VENGEANCE: The Last Stands of Custer, Crazy Horse, and Sitting Bull
TOM CLAVIN
St. Martin's Press (non-affiliate Bookshop.org link)
$16.99 ebook, available now
Rating: 4* of five
The Publisher Says: A dramatic new look at Custer's last stand in time for the 150th anniversary of the Battle of the Little Big Horn, by the #1 New York Times bestselling coauthor of The Heart of Everything That Is.
On June 25–26, 1876, the Battle of the Little Bighorn, commonly referred to as Custer's Last Stand, was fought between combined forces of the Lakota Sioux, Northern Cheyenne, and Arapaho tribes and the 7th Cavalry Regiment of the United States Army. Along the Little Bighorn River in Montana Territory, the battle resulted in the devastating defeat of U.S. forces and was the most significant action of the Great Sioux War of 1876.
Now, for the 150th anniversary of this famous engagement, #1 New York Times bestseller and coauthor of the biography of Sioux warrior Red Cloud, The Heart of Everything That Is, Tom Clavin takes a fresh look at Custer's Last Stand.
This dramatic look at the Little Bighorn battle has to not only include the Native American point of view―with two dynamic Native figures, Sitting Bull and Crazy Horse, on prominent display―but also the impact it had on the Plains Indians. It turned out to be their last stand too because a vengeful nation quashed any remaining resistance, with a conclusive massacre at Wounded Knee in 1890, almost simultaneous with the murder of Sitting Bull.
In addition, Custer’s character by June 1876 is at the heart of this world-famous disaster. For all his celebrated bravery, especially at Gettysburg 13 years earlier, Custer became a devout media hound, desperate to gain fame. Even, some say, his own demise was a misguided attempt at grabbing national headlines: He envisioned a massacre – just not his own.
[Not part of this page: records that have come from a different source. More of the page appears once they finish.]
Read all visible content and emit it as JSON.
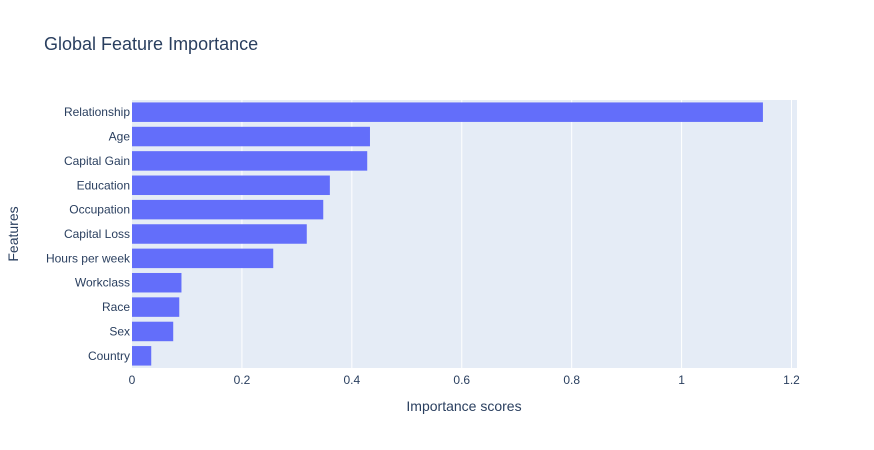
{
  "chart_data": {
    "type": "bar",
    "orientation": "horizontal",
    "title": "Global Feature Importance",
    "xlabel": "Importance scores",
    "ylabel": "Features",
    "xlim": [
      0,
      1.21
    ],
    "xticks": [
      0,
      0.2,
      0.4,
      0.6,
      0.8,
      1,
      1.2
    ],
    "xtick_labels": [
      "0",
      "0.2",
      "0.4",
      "0.6",
      "0.8",
      "1",
      "1.2"
    ],
    "grid": true,
    "categories": [
      "Relationship",
      "Age",
      "Capital Gain",
      "Education",
      "Occupation",
      "Capital Loss",
      "Hours per week",
      "Workclass",
      "Race",
      "Sex",
      "Country"
    ],
    "values": [
      1.148,
      0.433,
      0.428,
      0.36,
      0.348,
      0.318,
      0.257,
      0.09,
      0.086,
      0.075,
      0.035
    ],
    "colors": {
      "bar": "#636efa",
      "plot_bg": "#e5ecf6",
      "grid": "#ffffff",
      "text": "#2a3f5f"
    }
  }
}
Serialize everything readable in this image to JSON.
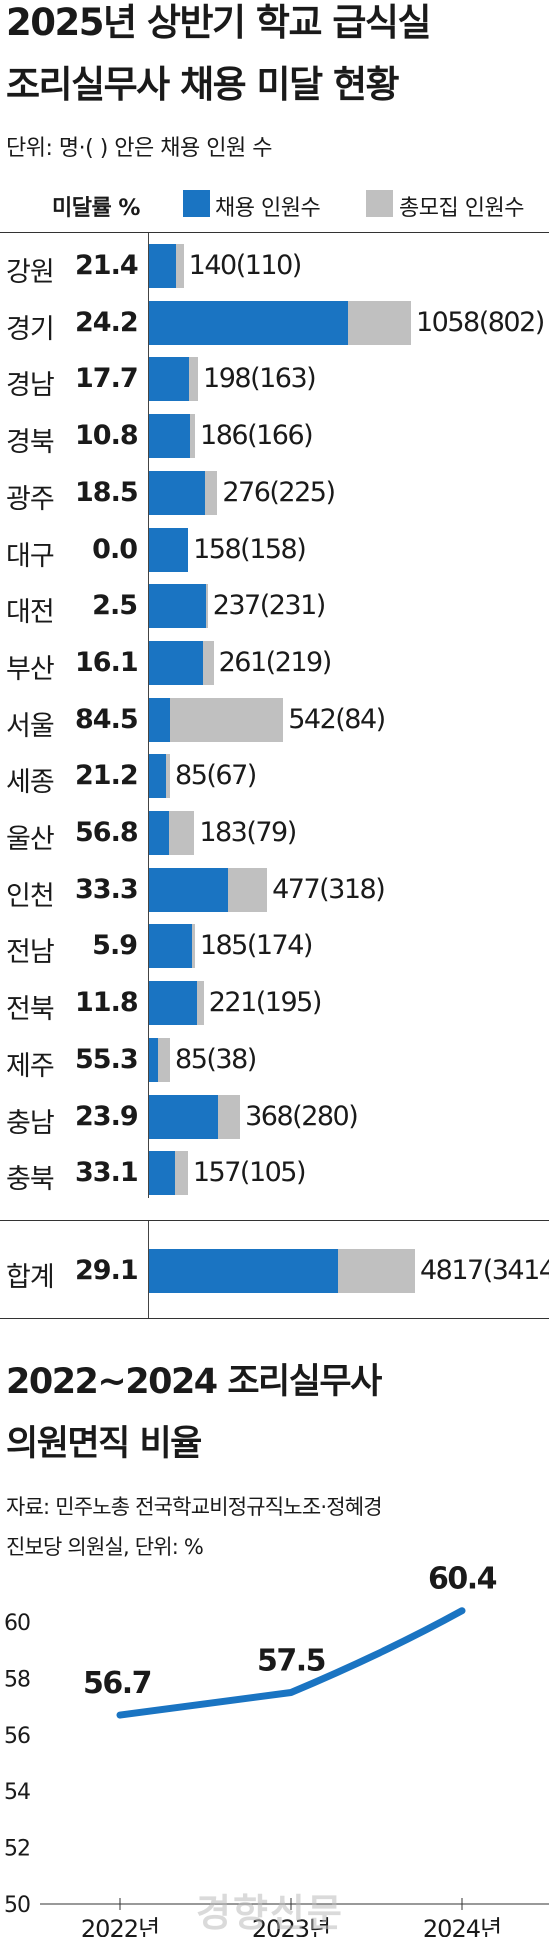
{
  "chart_data": [
    {
      "type": "bar",
      "title": "2025년 상반기 학교 급식실 조리실무사 채용 미달 현황",
      "title_lines": [
        "2025년 상반기 학교 급식실",
        "조리실무사 채용 미달 현황"
      ],
      "unit_note": "단위: 명·( ) 안은 채용 인원 수",
      "rate_header": "미달률 %",
      "legend": [
        {
          "name": "채용 인원수",
          "color": "#1a74c2"
        },
        {
          "name": "총모집 인원수",
          "color": "#c0c0c0"
        }
      ],
      "categories": [
        "강원",
        "경기",
        "경남",
        "경북",
        "광주",
        "대구",
        "대전",
        "부산",
        "서울",
        "세종",
        "울산",
        "인천",
        "전남",
        "전북",
        "제주",
        "충남",
        "충북"
      ],
      "series": [
        {
          "name": "채용 인원수",
          "values": [
            110,
            802,
            163,
            166,
            225,
            158,
            231,
            219,
            84,
            67,
            79,
            318,
            174,
            195,
            38,
            280,
            105
          ]
        },
        {
          "name": "총모집 인원수",
          "values": [
            140,
            1058,
            198,
            186,
            276,
            158,
            237,
            261,
            542,
            85,
            183,
            477,
            185,
            221,
            85,
            368,
            157
          ]
        }
      ],
      "rates": [
        "21.4",
        "24.2",
        "17.7",
        "10.8",
        "18.5",
        "0.0",
        "2.5",
        "16.1",
        "84.5",
        "21.2",
        "56.8",
        "33.3",
        "5.9",
        "11.8",
        "55.3",
        "23.9",
        "33.1"
      ],
      "total": {
        "label": "합계",
        "rate": "29.1",
        "recruited": 4817,
        "hired": 3414
      },
      "xlim": [
        0,
        1058
      ]
    },
    {
      "type": "line",
      "title": "2022~2024 조리실무사 의원면직 비율",
      "title_lines": [
        "2022~2024 조리실무사",
        "의원면직 비율"
      ],
      "source_lines": [
        "자료: 민주노총 전국학교비정규직노조·정혜경",
        "진보당 의원실, 단위: %"
      ],
      "x": [
        "2022년",
        "2023년",
        "2024년"
      ],
      "series": [
        {
          "values": [
            56.7,
            57.5,
            60.4
          ]
        }
      ],
      "data_labels": [
        "56.7",
        "57.5",
        "60.4"
      ],
      "ylim": [
        50,
        60
      ],
      "yticks": [
        "60",
        "58",
        "56",
        "54",
        "52",
        "50"
      ],
      "line_color": "#1a74c2"
    }
  ],
  "watermark": "경향신문"
}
As both the camera and the tabloid came of age, George Armstrong Custer became America’s first bona fide celebrity.
Vengeance is a thrilling read, filled with action, legendary characters, and poignance for the impact this had on Native Americans and the shape of the American West.
I RECEIVED A DRC FROM THE PUBLISHER VIA NETGALLEY. THANK YOU.
My Review: I wondered what the hell there could be left to say about this military engagement that could illuminate the events in a light, through a lens and filter, that could deepen the focus and increase the contrast. "Hold my beer" said Author Clavin.
I know there are full biographies of all the men at the center of the story being told, excellent ones that delve into psychology, racism, nationalistic myth-making and resistance to it. The short chapters and broad focus of this historical analysis of causes and effects can't offer that depth or completeness. It can, and does, offer more accessible takes on the dramatis personae and thus that much more context for the pyrrhic victory won at the Little Bighorn River.
It's not a story where breaking news is likely to occur...the souces cited in the notes tell you we're not hot on the trail of some newly discovered textual evidence breaking open some of the enduring mysteries of Custer's uncharacteristically stupid actions. It's not that book; it's very much a useful primer, broadening its intended white, history-buff audience's awareness of how the battle looked from its different combatants' eyes. I enjoyed the quick-hit chapters because I'm only very slightly interested in the battle bits, more in the people bits. The carnage is not stinted herein. But we're not *immersed* in it because no piece of the story as retold here lasts long enough to make the reader feel he's going to need to scrub blood off his footgear after the read.
It's a popularization of more scholarly, and a contextualization of more white-triumphalist, works that have come before it. As I do not care to subject myself to the dizzying heights/depths od historiographic work done on Manifest Destiny and its concomitant Native American genocide, it's a work that suited my reading needs.